Initiative enlists marine and hydrokinetic technologies to harness the energy of the ocean's waves, tides, and currents and convert it into electricity
The U.S. Department of Energy recently announced it will invest $16 million to fund 17 projects that will help sustainably and efficiently capture energy from waves, tides, and currents. Together, these projects will increase the power production and reliability of wave and tidal devices and help gather valuable data on how deployed devices interact with the surrounding environment.
"Wave and tidal energy represent a large, untapped resource for the United States, and responsible development of this clean, renewable energy source is an important part of our all-of-the-above energy strategy," said Assistant Secretary for Energy Efficiency and Renewable Energy David Danielson.
Tidal and wave energy is a clean, renewable resource that can be harnessed wherever changing tides, waves, or currents move a significant volume of water — such as in locations off the coasts of many U.S. cities where there is high electricity demand. Watch a video to see how marine and hydrokinetic technologies harness the energy of the ocean's waves, tides, and currents and convert it into electricity to power our homes, buildings and cities.
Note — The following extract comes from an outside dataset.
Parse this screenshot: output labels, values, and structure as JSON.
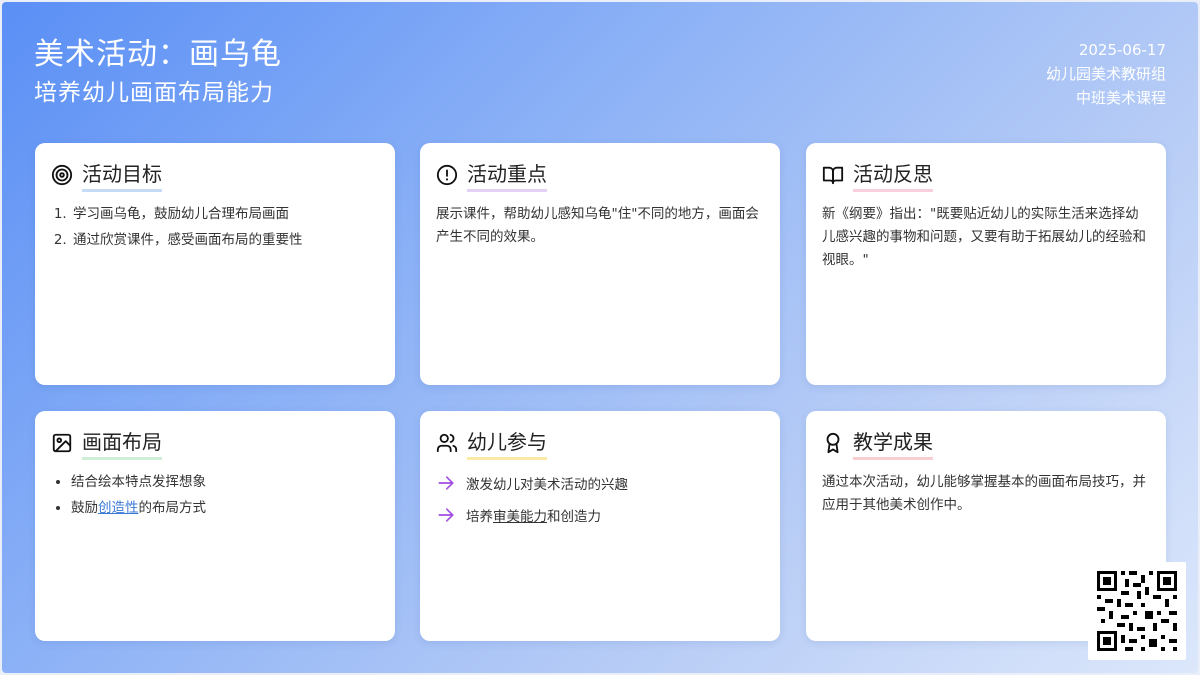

The Department's latest assessments identify up to 1,400 terawatt hours of potential generation for this type of renewable energy per year. One terawatt-hour of electricity is enough to power 85,000 homes, and developing a small fraction of the available wave and tidal energy resource could power millions of American homes.
According to the Energy Department report, approximately $13.5 million will be earmarked for eight projects to help U.S. companies build durable, efficient wave and tidal devices that reduce overall costs and maximize the amount of energy captured. The projects will develop new drive train, generator, and structural components as well as develop software that predicts ocean conditions and adjusts device settings accordingly to optimize power production. Another $2.4 million will go toward nine projects that will gather and analyze environmental data from wave and tidal projects as well as potential development areas. As this nascent energy industry grows, these projects will help ensure that potential environmental impacts are addressed proactively and that projects can be developed efficiently and responsibly.